Devletler konu hakkında çok az konuşarak, tertemiz elleriyle, Struma’yı tarihin tozlu defterlerine gömerken, ölülerin bir kısmının,  kolay kazıldığı için Şile kumluklarına gömüldüğü rivayet ediliyor.
Öfke, şiddet, vicdan varsa itiraf, yoksa inkar, çok zor ama belki, özür. Öfke üzerine düşünürken çıkardığım akış şeması bu. Arada bir yerde unutmak, unutturmak da  olmalı mı acaba diyorum. Sanırım yüzleşip, özür dilemeden unutmak mümkün olmuyor.  

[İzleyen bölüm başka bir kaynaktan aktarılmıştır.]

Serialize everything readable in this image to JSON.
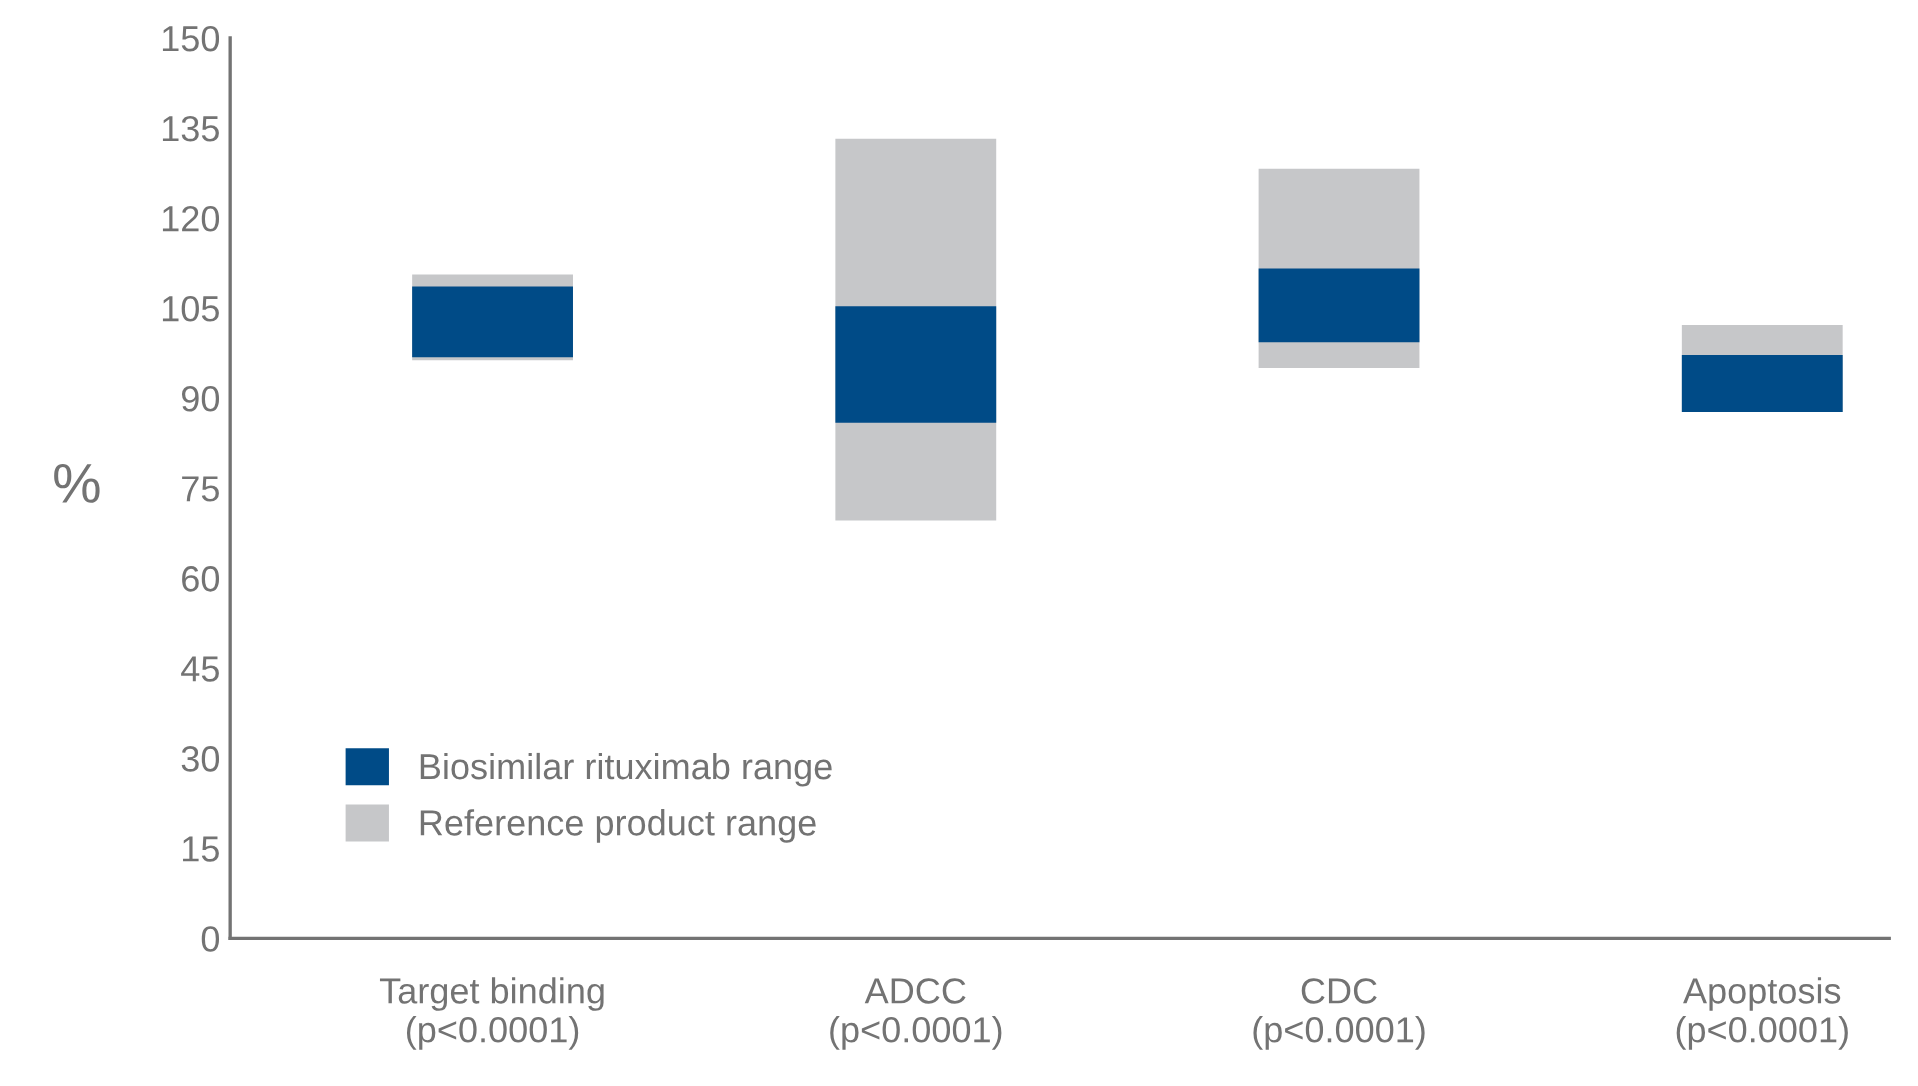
{
  "chart_data": {
    "type": "bar",
    "ylabel": "%",
    "categories": [
      "Target binding\n(p<0.0001)",
      "ADCC\n(p<0.0001)",
      "CDC\n(p<0.0001)",
      "Apoptosis\n(p<0.0001)"
    ],
    "series": [
      {
        "name": "Reference product range",
        "color": "#c6c7c9",
        "base": [
          96.3,
          69.6,
          95.0,
          87.7
        ],
        "values": [
          14.3,
          63.6,
          33.2,
          14.5
        ]
      },
      {
        "name": "Biosimilar rituximab range",
        "color": "#004b87",
        "base": [
          96.8,
          85.9,
          99.3,
          87.7
        ],
        "values": [
          11.8,
          19.4,
          12.3,
          9.5
        ]
      }
    ],
    "ylim": [
      0,
      150
    ],
    "yticks": [
      0,
      15,
      30,
      45,
      60,
      75,
      90,
      105,
      120,
      135,
      150
    ],
    "grid": false,
    "legend": "bottom left"
  }
}
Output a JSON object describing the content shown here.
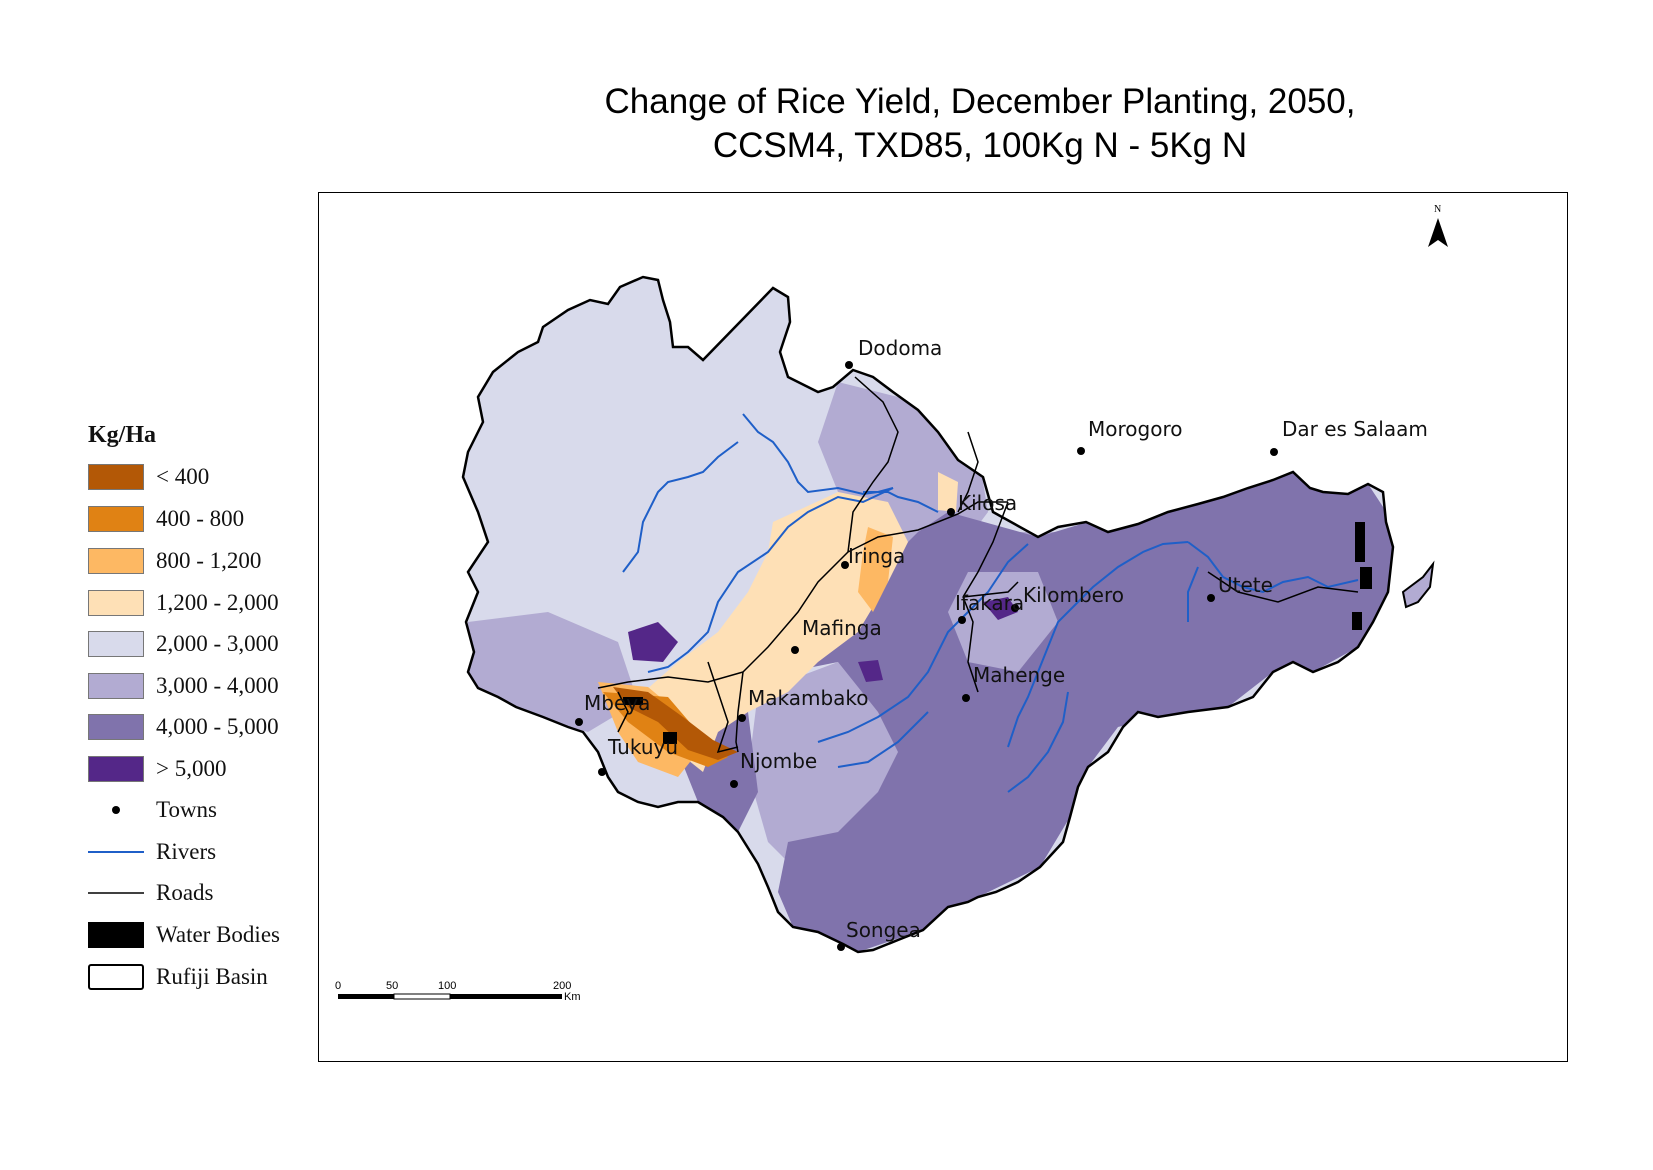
{
  "title": {
    "line1": "Change of Rice Yield, December Planting, 2050,",
    "line2": "CCSM4, TXD85, 100Kg N - 5Kg N"
  },
  "legend": {
    "title": "Kg/Ha",
    "classes": [
      {
        "label": "< 400",
        "color": "#b35806"
      },
      {
        "label": "400 - 800",
        "color": "#e08214"
      },
      {
        "label": "800 - 1,200",
        "color": "#fdb863"
      },
      {
        "label": "1,200 - 2,000",
        "color": "#fee0b6"
      },
      {
        "label": "2,000 - 3,000",
        "color": "#d8daeb"
      },
      {
        "label": "3,000 - 4,000",
        "color": "#b2abd2"
      },
      {
        "label": "4,000 - 5,000",
        "color": "#8073ac"
      },
      {
        "label": "> 5,000",
        "color": "#542788"
      }
    ],
    "symbols": {
      "towns": "Towns",
      "rivers": "Rivers",
      "roads": "Roads",
      "water_bodies": "Water Bodies",
      "basin": "Rufiji Basin"
    },
    "symbol_colors": {
      "river": "#1f5fc8",
      "road": "#000000",
      "water": "#000000"
    }
  },
  "towns": {
    "dodoma": "Dodoma",
    "morogoro": "Morogoro",
    "dar": "Dar es Salaam",
    "kilosa": "Kilosa",
    "iringa": "Iringa",
    "kilombero": "Kilombero",
    "utete": "Utete",
    "ifakara": "Ifakara",
    "mafinga": "Mafinga",
    "mahenge": "Mahenge",
    "mbeya": "Mbeya",
    "makambako": "Makambako",
    "tukuyu": "Tukuyu",
    "njombe": "Njombe",
    "songea": "Songea"
  },
  "north_arrow": {
    "label": "N"
  },
  "scale_bar": {
    "ticks": [
      "0",
      "50",
      "100",
      "200"
    ],
    "unit": "Km"
  }
}
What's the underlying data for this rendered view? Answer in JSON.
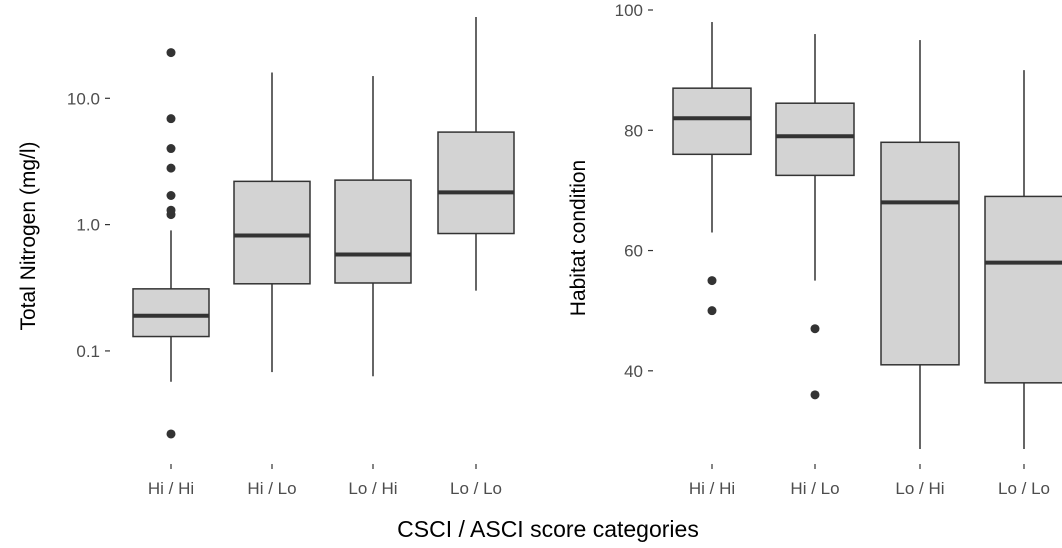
{
  "colors": {
    "box_fill": "#d3d3d3",
    "stroke": "#333333",
    "tick_text": "#4d4d4d"
  },
  "x_axis_title": "CSCI / ASCI score categories",
  "chart_data": [
    {
      "type": "boxplot",
      "ylabel": "Total Nitrogen (mg/l)",
      "yscale": "log10",
      "ylim": [
        0.015,
        50
      ],
      "yticks": [
        0.1,
        1.0,
        10.0
      ],
      "ytick_labels": [
        "0.1",
        "1.0",
        "10.0"
      ],
      "grid": false,
      "categories": [
        "Hi / Hi",
        "Hi / Lo",
        "Lo / Hi",
        "Lo / Lo"
      ],
      "boxes": [
        {
          "min": 0.057,
          "q1": 0.13,
          "median": 0.19,
          "q3": 0.31,
          "max": 0.9,
          "outliers": [
            0.022,
            1.2,
            1.3,
            1.7,
            2.8,
            4.0,
            6.9,
            23
          ]
        },
        {
          "min": 0.068,
          "q1": 0.34,
          "median": 0.82,
          "q3": 2.2,
          "max": 16,
          "outliers": []
        },
        {
          "min": 0.063,
          "q1": 0.345,
          "median": 0.58,
          "q3": 2.25,
          "max": 15,
          "outliers": []
        },
        {
          "min": 0.3,
          "q1": 0.85,
          "median": 1.8,
          "q3": 5.4,
          "max": 44,
          "outliers": []
        }
      ]
    },
    {
      "type": "boxplot",
      "ylabel": "Habitat condition",
      "yscale": "linear",
      "ylim": [
        26,
        100
      ],
      "yticks": [
        40,
        60,
        80,
        100
      ],
      "ytick_labels": [
        "40",
        "60",
        "80",
        "100"
      ],
      "grid": false,
      "categories": [
        "Hi / Hi",
        "Hi / Lo",
        "Lo / Hi",
        "Lo / Lo"
      ],
      "boxes": [
        {
          "min": 63,
          "q1": 76,
          "median": 82,
          "q3": 87,
          "max": 98,
          "outliers": [
            50,
            55
          ]
        },
        {
          "min": 55,
          "q1": 72.5,
          "median": 79,
          "q3": 84.5,
          "max": 96,
          "outliers": [
            36,
            47
          ]
        },
        {
          "min": 27,
          "q1": 41,
          "median": 68,
          "q3": 78,
          "max": 95,
          "outliers": []
        },
        {
          "min": 27,
          "q1": 38,
          "median": 58,
          "q3": 69,
          "max": 90,
          "outliers": []
        }
      ]
    }
  ]
}
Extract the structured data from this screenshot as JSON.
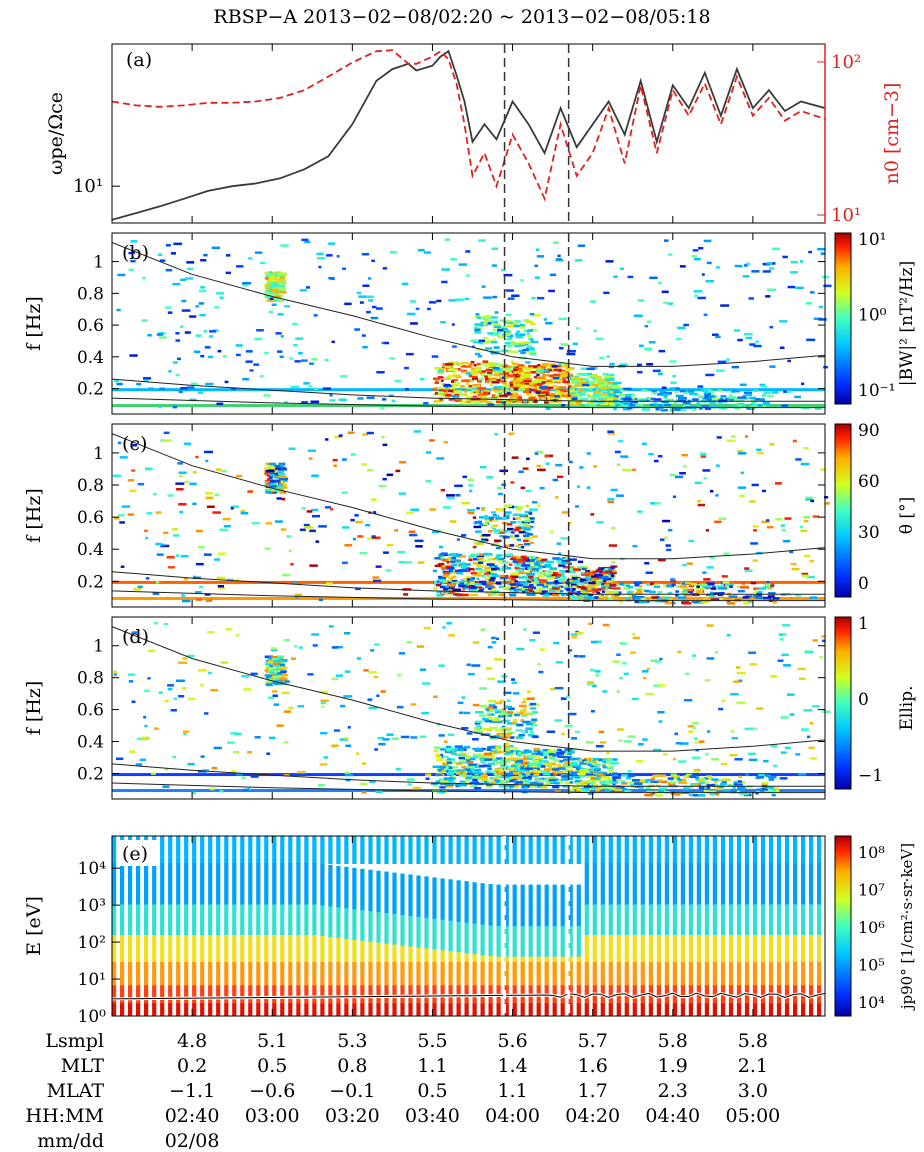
{
  "title": "RBSP−A 2013−02−08/02:20 ~ 2013−02−08/05:18",
  "chart_data": [
    {
      "panel": "a",
      "type": "line",
      "label": "(a)",
      "ylabel_left": "ωpe/Ωce",
      "ylabel_right": "n0 [cm−3]",
      "left_ticks": [
        "10¹"
      ],
      "right_ticks": [
        "10²",
        "10¹"
      ],
      "x_range": [
        "02:20",
        "05:18"
      ],
      "series": [
        {
          "color": "#3a3a3a",
          "style": "solid",
          "x_min": [
            0,
            6,
            12,
            18,
            24,
            30,
            36,
            42,
            48,
            54,
            60,
            66,
            70,
            74,
            76,
            80,
            82,
            84,
            86,
            88,
            90,
            93,
            96,
            100,
            104,
            108,
            112,
            116,
            120,
            124,
            128,
            132,
            136,
            140,
            144,
            148,
            152,
            156,
            160,
            164,
            168,
            172,
            178
          ],
          "y": [
            5.5,
            6.2,
            7.0,
            8.0,
            9.2,
            10.0,
            10.5,
            11.5,
            13.5,
            17,
            30,
            65,
            80,
            88,
            78,
            85,
            100,
            110,
            72,
            45,
            22,
            30,
            23,
            45,
            30,
            18,
            40,
            20,
            30,
            45,
            25,
            65,
            22,
            60,
            40,
            75,
            35,
            80,
            40,
            55,
            38,
            45,
            40
          ]
        },
        {
          "color": "#e02020",
          "style": "dashed",
          "x_min": [
            0,
            6,
            12,
            18,
            24,
            30,
            36,
            42,
            48,
            54,
            60,
            66,
            70,
            74,
            76,
            80,
            82,
            84,
            86,
            88,
            90,
            93,
            96,
            100,
            104,
            108,
            112,
            116,
            120,
            124,
            128,
            132,
            136,
            140,
            144,
            148,
            152,
            156,
            160,
            164,
            168,
            172,
            178
          ],
          "y": [
            45,
            42,
            41,
            42,
            44,
            44,
            45,
            48,
            55,
            70,
            90,
            110,
            112,
            88,
            88,
            100,
            110,
            95,
            62,
            30,
            12,
            18,
            10,
            25,
            15,
            8,
            30,
            12,
            18,
            40,
            15,
            60,
            18,
            55,
            35,
            62,
            30,
            70,
            35,
            48,
            32,
            38,
            33
          ]
        }
      ]
    },
    {
      "panel": "b",
      "type": "heatmap",
      "label": "(b)",
      "ylabel": "f [Hz]",
      "yticks": [
        "0.2",
        "0.4",
        "0.6",
        "0.8",
        "1"
      ],
      "colorbar_label": "|BW|² [nT²/Hz]",
      "colorbar_ticks": [
        "10¹",
        "10⁰",
        "10⁻¹"
      ]
    },
    {
      "panel": "c",
      "type": "heatmap",
      "label": "(c)",
      "ylabel": "f [Hz]",
      "yticks": [
        "0.2",
        "0.4",
        "0.6",
        "0.8",
        "1"
      ],
      "colorbar_label": "θ [°]",
      "colorbar_ticks": [
        "90",
        "60",
        "30",
        "0"
      ]
    },
    {
      "panel": "d",
      "type": "heatmap",
      "label": "(d)",
      "ylabel": "f [Hz]",
      "yticks": [
        "0.2",
        "0.4",
        "0.6",
        "0.8",
        "1"
      ],
      "colorbar_label": "Ellip.",
      "colorbar_ticks": [
        "1",
        "0",
        "−1"
      ]
    },
    {
      "panel": "e",
      "type": "heatmap",
      "label": "(e)",
      "ylabel": "E [eV]",
      "yticks": [
        "10⁰",
        "10¹",
        "10²",
        "10³",
        "10⁴"
      ],
      "colorbar_label": "jp90° [1/cm²·s·sr·keV]",
      "colorbar_ticks": [
        "10⁸",
        "10⁷",
        "10⁶",
        "10⁵",
        "10⁴"
      ]
    }
  ],
  "vertical_markers_min": [
    98,
    114
  ],
  "time_axis": {
    "tick_min": [
      20,
      40,
      60,
      80,
      100,
      120,
      140,
      160
    ],
    "rows": [
      {
        "label": "Lsmpl",
        "values": [
          "4.8",
          "5.1",
          "5.3",
          "5.5",
          "5.6",
          "5.7",
          "5.8",
          "5.8"
        ]
      },
      {
        "label": "MLT",
        "values": [
          "0.2",
          "0.5",
          "0.8",
          "1.1",
          "1.4",
          "1.6",
          "1.9",
          "2.1"
        ]
      },
      {
        "label": "MLAT",
        "values": [
          "−1.1",
          "−0.6",
          "−0.1",
          "0.5",
          "1.1",
          "1.7",
          "2.3",
          "3.0"
        ]
      },
      {
        "label": "HH:MM",
        "values": [
          "02:40",
          "03:00",
          "03:20",
          "03:40",
          "04:00",
          "04:20",
          "04:40",
          "05:00"
        ]
      },
      {
        "label": "mm/dd",
        "values": [
          "02/08",
          "",
          "",
          "",
          "",
          "",
          "",
          ""
        ]
      }
    ]
  }
}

Kaynak: Yahudilerin İstanbul’u –Okşan Svastics-Struma gemisi
   


1 yorum:

  1. Buna benzer bir hikaye okumuş, okuduğumda çok etkilenmiş, vicdanımın sızlamasından vicdanımı sorumlu (suçlu) tutmuş, "Acaba"larla çok cebelleşmiş, daha başka okumaya devam edersem, öğreneceklerimi kaldıramaycağımı düşünmüş, sonunda "acaba?" demeye devam etmeye karar vermiştim. Şimdi düşününce kaçmakla, yaşananların yok olmadığını, ama benim onları yok saymaya çalıştığımı görüyorum. Hala net değil gözümde, flu. "Acaba?"